Archive for the ‘Kevin’ Category

Just Pick A Page

Friday, March 16th, 2007

It is Sunday. I sit at the table with the coffee and pastries. I let the others discover the treats on their own as they file into the kitchen. Why shouldn’t they be as surprised at the gesture as I was? The Sunday paper is here. This week it is the Chronicle. It almost always is. Sometimes someone will get us the LA Times instead. It depends on who is buying the paper and where they are from. I take the funnies into my friend so he can read them. The rest of us split up what’s left.

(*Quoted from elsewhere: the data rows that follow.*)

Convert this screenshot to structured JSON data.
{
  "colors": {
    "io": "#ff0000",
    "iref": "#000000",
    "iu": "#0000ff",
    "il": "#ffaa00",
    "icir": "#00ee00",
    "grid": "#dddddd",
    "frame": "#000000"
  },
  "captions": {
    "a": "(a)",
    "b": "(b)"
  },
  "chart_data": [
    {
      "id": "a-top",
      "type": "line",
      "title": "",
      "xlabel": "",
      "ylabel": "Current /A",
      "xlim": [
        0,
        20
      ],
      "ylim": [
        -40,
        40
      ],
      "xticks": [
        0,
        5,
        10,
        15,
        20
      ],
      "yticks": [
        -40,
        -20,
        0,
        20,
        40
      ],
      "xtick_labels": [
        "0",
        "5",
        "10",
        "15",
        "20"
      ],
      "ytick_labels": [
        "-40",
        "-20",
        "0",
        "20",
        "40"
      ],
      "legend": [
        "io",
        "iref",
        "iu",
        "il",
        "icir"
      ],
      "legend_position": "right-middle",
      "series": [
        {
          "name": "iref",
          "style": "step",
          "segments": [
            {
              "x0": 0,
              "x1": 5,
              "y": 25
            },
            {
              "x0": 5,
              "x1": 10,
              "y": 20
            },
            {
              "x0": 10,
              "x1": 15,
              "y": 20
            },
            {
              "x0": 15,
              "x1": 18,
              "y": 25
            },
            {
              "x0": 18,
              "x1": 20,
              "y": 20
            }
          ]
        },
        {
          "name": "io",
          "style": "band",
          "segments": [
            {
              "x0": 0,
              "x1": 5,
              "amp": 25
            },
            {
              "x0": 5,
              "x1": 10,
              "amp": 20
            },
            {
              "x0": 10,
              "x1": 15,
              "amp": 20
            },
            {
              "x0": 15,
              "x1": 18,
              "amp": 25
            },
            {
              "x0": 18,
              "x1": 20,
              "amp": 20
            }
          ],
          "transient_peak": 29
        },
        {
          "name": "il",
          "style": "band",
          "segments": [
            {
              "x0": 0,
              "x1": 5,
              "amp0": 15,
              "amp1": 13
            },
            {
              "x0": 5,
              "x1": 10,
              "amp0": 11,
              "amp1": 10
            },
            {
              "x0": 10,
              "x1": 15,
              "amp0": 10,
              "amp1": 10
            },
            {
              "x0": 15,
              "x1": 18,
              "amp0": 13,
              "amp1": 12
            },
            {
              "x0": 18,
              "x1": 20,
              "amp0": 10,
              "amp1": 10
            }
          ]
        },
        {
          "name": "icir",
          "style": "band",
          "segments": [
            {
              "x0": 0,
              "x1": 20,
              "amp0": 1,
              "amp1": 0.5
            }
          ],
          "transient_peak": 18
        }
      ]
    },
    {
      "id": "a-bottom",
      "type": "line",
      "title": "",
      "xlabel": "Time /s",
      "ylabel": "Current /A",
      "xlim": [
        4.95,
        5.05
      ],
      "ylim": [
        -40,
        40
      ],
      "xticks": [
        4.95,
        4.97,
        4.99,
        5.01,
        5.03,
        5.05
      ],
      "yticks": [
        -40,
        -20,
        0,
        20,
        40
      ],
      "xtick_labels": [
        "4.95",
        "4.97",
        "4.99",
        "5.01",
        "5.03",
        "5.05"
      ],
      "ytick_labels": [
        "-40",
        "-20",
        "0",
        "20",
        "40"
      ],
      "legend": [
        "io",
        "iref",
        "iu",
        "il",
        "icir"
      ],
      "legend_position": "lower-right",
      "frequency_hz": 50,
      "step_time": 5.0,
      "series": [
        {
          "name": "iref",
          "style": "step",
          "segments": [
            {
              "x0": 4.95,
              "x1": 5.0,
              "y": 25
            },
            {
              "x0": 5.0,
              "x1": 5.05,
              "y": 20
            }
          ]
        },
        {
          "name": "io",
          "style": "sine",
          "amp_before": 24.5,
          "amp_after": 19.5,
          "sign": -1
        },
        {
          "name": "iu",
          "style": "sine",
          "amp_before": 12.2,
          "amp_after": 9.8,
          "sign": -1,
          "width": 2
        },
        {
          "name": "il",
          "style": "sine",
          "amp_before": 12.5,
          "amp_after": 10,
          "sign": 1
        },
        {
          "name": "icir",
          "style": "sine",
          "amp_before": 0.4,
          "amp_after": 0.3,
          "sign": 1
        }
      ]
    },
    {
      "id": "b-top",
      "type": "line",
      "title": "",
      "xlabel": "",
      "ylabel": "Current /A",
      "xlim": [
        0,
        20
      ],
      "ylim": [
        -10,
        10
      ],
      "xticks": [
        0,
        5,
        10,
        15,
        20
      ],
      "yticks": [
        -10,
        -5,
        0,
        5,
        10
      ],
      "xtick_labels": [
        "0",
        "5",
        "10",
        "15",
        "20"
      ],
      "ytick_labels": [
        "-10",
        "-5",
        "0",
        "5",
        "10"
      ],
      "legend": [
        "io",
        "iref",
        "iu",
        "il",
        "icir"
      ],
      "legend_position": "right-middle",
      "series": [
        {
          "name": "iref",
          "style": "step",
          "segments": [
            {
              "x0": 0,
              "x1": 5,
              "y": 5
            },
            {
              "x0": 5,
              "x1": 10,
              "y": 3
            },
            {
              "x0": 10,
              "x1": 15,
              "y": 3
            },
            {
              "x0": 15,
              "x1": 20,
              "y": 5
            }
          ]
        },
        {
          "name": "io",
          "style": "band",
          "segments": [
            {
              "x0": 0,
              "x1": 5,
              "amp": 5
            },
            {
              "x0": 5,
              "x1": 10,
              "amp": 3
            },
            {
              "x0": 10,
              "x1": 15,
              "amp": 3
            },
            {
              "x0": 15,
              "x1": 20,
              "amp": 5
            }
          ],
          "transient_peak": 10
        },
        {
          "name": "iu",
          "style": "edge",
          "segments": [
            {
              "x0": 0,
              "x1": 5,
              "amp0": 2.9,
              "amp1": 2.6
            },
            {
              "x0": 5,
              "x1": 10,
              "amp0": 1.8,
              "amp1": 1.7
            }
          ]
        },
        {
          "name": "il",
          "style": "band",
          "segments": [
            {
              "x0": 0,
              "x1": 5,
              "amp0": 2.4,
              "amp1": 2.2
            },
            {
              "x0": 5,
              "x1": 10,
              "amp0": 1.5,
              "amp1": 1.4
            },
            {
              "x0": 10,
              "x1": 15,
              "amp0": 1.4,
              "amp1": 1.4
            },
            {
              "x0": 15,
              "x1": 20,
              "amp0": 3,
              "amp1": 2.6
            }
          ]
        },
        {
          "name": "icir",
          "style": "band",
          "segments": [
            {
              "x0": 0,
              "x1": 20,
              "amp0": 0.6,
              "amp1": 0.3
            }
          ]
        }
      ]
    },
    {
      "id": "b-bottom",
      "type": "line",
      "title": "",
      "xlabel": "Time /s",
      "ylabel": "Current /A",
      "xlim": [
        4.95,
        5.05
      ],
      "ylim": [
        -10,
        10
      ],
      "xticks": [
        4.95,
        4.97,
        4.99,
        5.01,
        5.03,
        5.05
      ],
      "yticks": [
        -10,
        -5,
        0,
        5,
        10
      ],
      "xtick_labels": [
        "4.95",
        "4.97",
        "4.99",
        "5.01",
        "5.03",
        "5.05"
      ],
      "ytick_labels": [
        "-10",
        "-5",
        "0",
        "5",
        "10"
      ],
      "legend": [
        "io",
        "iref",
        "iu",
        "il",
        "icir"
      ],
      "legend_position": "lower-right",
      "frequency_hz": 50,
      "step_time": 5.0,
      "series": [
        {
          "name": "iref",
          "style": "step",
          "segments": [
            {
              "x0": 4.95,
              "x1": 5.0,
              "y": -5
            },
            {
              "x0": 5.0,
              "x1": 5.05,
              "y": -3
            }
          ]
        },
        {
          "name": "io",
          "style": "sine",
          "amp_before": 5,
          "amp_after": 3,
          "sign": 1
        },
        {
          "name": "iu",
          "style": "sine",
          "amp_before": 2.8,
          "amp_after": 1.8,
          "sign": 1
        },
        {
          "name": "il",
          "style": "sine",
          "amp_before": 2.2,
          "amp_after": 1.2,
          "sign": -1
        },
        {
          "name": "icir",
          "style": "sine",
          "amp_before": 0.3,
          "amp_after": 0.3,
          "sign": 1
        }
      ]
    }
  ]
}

The brother comes into the kitchen and asks me to go into the bedroom. It’s the morphine. My friend is sitting up in his bed, pretending to read the paper. He can’t read anymore because of the multiple pages the morphine creates. I keep telling him to just pick one of the pages to focus on, but he says it doesn’t work that way. He asks me to read the funnies for him. He keeps saying That’s not funny! I respond with Sometimes the funnies aren’t funny. Sometimes they are very dull.

No Shortage Of Friends

Thursday, March 15th, 2007

That is one thing we are not short of around here. Friends. They come in all ages and sizes, genders and humors. They each have a part that they play in this dying thing. It doesn’t matter which one of them brought the coffee, it was all of them, collectively, to me. They, these friends, are our outside support. They smile for us and give us big hugs. Catch us when we are ready to collapse. They would be there for us if we needed to cry, but we haven’t had the time to be so self indulgent. They are our second tier of life support. Some of them are new to us, people who heard through this small town’s grapevine that we needed help. Some of them don’t know my friend, and to this day have not gone in the room to meet him. They know me, or the boyfriend, or the brother, or the doctor, or the hospice people. There can never be too many people at a dying.

Just Anonymous

Wednesday, March 14th, 2007

When we wake, someone will check to see if he is still alive and his line is clear. When all is well, we go on about our day.

Coffee. I want coffee. Nobody else in the house has a coffee jag like I do in the morning. The rest of them can shower. They can brush their teeth and dress before they have the dark magic brew. Not me. I’ll sit on the couch until someone brings me my cup of coffee, until noon if I have to.

I go to the door to let the day in. Forever the sun shines here and it’s already been doing so for hours. Outside the screen door sits a big white bag and four large paper cups with lids. Someone must have known that I was in town. The coffee and pastries were delivered by an unknown friend. Not unknown, just anonymous.